Vielen Dank. Genauso werde ich es machen, da Mitarbeiter die schließlich auch bezahlt werden müssen werde ich dies genauso machen. Sonst würde es nur Stress geben.

napoloni  13.06.2017, 15:23

Der Kunde muss den kompletten Betrag bezahlen, bevor überhaupt eine Leistung erbracht wurde?

Seeheldin  13.06.2017, 15:27
@napoloni

Ja. Nennt sich Vorauskasse. Im Onlinehandel ist das mittlerweile üblich. Und auch bei Spezialanfertigungen.

napoloni  13.06.2017, 19:40
@Seeheldin

In den meisten Fällen, auch im von dir erwähnten Handwerk, ist es unüblich.

olivenheiner  15.06.2017, 17:59
@napoloni

In meiner Region ist Vorauskasse bzw. Abschlagszahlung üblich - u.a. wegen der steigend schlechten Zahlungsmoral. Es gibt auch einiges vorzufinanzieren. Und genau das ist schwierig, wenn die Kunden nicht zuverlässig sind. Ich beziehe mich auf Handwerksfirmen, habe es bei diversen Onlinekäufen bei Firmen aber auch schon erlebt. Es ist sicherlich regional verschieden.

Zu wenig Infos!

Wenn nicht Vorkasse ausgemacht war als Zahlungsart steht dir grundsätzlich gar nichts zu bevor das Projekt fertig gestellt ist.

Auch steht nichts zu Werk- oder Dienstvertrag in deiner Frage.

Vielleicht beantwortest du meine Fragen und klärst auf um was für eine Dienstleistung es sich handelt und was bezüglich Zahlung über AGB oder Vertrag vereinbart war.

Gewöhnlich bezahlt man erst, wenn man eine Ware oder eine Dienstleistung bekommen hat.

Du hast anscheinend schon eine Rechnung gestellt, ohne überhaupt etwas geleistet zu haben.

Dein Kunde hat nun 500 Euro bezahlt, für die er noch keine Leistung erhalten hat.

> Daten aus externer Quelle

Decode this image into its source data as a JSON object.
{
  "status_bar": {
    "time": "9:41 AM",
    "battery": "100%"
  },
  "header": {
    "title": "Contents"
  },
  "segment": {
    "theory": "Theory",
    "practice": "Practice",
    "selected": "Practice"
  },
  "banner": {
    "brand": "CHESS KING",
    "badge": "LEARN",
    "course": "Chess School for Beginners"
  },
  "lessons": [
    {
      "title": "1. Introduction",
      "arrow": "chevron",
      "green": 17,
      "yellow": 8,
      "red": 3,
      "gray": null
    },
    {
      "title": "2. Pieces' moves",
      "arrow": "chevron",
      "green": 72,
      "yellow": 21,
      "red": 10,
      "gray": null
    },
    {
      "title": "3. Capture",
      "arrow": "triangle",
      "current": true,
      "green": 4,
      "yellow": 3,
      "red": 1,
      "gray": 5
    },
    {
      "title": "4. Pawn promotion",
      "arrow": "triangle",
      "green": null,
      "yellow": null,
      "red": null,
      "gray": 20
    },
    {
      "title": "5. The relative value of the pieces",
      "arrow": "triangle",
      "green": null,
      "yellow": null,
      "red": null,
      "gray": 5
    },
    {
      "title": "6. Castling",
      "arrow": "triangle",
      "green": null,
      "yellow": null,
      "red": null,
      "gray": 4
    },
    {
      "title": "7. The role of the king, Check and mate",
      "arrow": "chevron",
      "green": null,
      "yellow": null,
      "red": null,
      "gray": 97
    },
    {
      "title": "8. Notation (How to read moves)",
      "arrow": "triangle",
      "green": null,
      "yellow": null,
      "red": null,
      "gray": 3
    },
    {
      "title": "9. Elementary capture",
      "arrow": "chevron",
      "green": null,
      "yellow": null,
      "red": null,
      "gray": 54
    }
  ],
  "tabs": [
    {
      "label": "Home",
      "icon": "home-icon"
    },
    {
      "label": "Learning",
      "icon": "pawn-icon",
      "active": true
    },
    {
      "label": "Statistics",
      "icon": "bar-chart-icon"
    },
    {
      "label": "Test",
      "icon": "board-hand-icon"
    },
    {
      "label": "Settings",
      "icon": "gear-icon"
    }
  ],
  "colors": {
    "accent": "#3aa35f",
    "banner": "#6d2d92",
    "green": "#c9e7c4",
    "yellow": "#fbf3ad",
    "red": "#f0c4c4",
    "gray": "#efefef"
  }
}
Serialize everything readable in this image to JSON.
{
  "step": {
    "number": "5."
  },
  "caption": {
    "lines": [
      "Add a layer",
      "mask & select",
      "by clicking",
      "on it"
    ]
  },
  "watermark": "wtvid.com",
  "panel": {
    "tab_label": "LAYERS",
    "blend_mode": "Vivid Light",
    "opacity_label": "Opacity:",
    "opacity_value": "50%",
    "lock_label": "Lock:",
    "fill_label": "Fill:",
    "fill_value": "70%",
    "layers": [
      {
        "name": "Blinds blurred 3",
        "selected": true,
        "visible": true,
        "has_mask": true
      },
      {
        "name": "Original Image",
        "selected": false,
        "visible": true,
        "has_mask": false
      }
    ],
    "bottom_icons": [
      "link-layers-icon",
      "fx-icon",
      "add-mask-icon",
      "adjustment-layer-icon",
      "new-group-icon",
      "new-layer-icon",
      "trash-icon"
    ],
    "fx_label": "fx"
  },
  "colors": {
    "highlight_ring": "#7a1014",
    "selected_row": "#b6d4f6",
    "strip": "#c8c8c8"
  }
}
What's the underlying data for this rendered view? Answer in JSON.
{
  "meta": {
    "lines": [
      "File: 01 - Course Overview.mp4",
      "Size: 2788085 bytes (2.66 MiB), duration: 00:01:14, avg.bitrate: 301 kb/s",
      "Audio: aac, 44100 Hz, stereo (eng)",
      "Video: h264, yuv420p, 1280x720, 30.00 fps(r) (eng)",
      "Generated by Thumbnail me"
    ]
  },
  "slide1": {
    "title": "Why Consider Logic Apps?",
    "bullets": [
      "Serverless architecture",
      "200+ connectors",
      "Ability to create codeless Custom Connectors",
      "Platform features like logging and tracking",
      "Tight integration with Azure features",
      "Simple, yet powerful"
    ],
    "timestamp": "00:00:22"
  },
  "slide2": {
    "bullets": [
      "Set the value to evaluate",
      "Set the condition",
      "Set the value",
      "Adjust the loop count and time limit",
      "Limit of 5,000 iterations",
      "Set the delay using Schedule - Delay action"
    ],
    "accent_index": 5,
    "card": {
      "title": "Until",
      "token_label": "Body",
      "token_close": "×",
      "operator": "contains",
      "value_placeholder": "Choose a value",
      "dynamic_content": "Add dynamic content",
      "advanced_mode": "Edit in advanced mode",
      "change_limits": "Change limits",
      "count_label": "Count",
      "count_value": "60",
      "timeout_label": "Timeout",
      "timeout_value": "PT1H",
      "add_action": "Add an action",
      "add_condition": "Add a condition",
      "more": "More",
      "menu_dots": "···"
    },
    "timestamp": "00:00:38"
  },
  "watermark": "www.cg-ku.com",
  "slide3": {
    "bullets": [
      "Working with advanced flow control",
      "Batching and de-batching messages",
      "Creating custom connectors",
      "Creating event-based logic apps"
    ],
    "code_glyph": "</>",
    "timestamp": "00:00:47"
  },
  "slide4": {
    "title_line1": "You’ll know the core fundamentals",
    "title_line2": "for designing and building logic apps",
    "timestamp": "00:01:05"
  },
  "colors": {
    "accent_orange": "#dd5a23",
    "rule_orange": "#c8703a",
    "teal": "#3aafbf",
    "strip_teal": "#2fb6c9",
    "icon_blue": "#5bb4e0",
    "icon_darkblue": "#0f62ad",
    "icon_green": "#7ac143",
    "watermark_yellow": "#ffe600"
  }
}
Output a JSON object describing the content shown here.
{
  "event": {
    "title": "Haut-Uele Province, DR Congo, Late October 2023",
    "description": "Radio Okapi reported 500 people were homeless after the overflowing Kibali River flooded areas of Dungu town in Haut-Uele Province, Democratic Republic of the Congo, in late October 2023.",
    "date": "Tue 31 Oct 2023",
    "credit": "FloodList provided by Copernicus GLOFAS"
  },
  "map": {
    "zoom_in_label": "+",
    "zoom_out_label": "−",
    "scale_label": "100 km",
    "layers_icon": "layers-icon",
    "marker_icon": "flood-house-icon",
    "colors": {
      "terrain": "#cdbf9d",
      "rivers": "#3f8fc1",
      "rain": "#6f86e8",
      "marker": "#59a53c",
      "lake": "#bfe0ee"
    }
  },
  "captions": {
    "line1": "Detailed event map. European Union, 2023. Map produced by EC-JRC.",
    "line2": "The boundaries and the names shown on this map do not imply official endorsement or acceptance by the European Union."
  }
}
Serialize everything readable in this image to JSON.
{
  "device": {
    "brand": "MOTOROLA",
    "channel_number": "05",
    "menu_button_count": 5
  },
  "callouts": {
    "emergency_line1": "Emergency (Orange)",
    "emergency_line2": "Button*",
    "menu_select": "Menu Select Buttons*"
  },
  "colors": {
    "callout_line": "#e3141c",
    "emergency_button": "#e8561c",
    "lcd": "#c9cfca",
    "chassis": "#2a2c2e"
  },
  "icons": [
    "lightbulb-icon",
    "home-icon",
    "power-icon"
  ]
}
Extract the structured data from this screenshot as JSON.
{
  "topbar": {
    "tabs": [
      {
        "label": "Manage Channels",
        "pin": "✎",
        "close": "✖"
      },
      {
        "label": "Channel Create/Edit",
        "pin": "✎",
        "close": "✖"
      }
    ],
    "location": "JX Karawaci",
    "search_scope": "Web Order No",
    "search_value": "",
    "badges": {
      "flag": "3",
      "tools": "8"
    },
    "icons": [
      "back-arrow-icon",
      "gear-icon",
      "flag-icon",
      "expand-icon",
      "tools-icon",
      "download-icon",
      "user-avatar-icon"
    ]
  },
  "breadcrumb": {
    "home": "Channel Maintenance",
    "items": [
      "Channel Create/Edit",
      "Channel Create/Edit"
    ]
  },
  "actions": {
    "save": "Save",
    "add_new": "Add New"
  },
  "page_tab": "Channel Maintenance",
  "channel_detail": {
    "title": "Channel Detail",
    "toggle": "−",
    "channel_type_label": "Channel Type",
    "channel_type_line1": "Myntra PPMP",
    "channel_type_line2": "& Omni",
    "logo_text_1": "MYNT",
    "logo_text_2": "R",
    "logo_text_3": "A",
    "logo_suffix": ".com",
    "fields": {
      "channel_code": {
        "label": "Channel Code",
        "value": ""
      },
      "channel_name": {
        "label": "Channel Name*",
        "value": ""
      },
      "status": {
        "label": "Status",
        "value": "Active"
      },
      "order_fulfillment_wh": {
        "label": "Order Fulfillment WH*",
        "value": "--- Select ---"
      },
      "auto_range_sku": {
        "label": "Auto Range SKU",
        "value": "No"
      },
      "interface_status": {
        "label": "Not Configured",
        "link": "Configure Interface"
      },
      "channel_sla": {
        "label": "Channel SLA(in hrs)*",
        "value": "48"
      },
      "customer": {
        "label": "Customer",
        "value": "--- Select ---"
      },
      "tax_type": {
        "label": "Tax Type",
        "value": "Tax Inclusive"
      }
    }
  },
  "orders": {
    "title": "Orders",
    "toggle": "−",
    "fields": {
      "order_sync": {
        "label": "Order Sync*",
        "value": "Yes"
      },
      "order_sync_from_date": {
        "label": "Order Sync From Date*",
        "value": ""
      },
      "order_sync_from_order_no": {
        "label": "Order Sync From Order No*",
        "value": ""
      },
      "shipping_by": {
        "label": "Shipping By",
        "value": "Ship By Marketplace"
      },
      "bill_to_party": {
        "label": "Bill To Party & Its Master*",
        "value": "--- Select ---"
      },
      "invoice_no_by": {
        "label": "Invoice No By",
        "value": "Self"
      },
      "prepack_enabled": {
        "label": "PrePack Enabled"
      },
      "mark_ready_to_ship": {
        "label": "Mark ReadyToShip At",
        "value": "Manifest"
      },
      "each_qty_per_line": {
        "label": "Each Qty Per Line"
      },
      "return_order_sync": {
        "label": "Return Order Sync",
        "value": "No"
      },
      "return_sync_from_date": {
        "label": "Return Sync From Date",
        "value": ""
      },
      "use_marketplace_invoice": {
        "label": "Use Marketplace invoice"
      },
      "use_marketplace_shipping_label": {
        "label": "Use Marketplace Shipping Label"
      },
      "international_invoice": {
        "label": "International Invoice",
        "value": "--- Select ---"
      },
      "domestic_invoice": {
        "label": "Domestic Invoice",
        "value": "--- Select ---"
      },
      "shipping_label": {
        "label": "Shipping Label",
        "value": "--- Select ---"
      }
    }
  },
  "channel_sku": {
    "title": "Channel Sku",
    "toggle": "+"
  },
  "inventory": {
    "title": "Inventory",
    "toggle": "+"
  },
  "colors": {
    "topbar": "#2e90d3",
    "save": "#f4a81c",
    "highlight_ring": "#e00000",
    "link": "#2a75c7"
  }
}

Damit ist er in Vorleistung getreten. Du schuldest ihm nun erst einmal eine Leistung.

Zahlung nach Erfolg bedeutet, wenn deine Leistung erbracht ist, zahlt er den Rest. Das ist fair.

Jeder normale Arbeitnehmer bekommt sein Geld übrigens auch erst, nachdem er die Leistung gebracht hat.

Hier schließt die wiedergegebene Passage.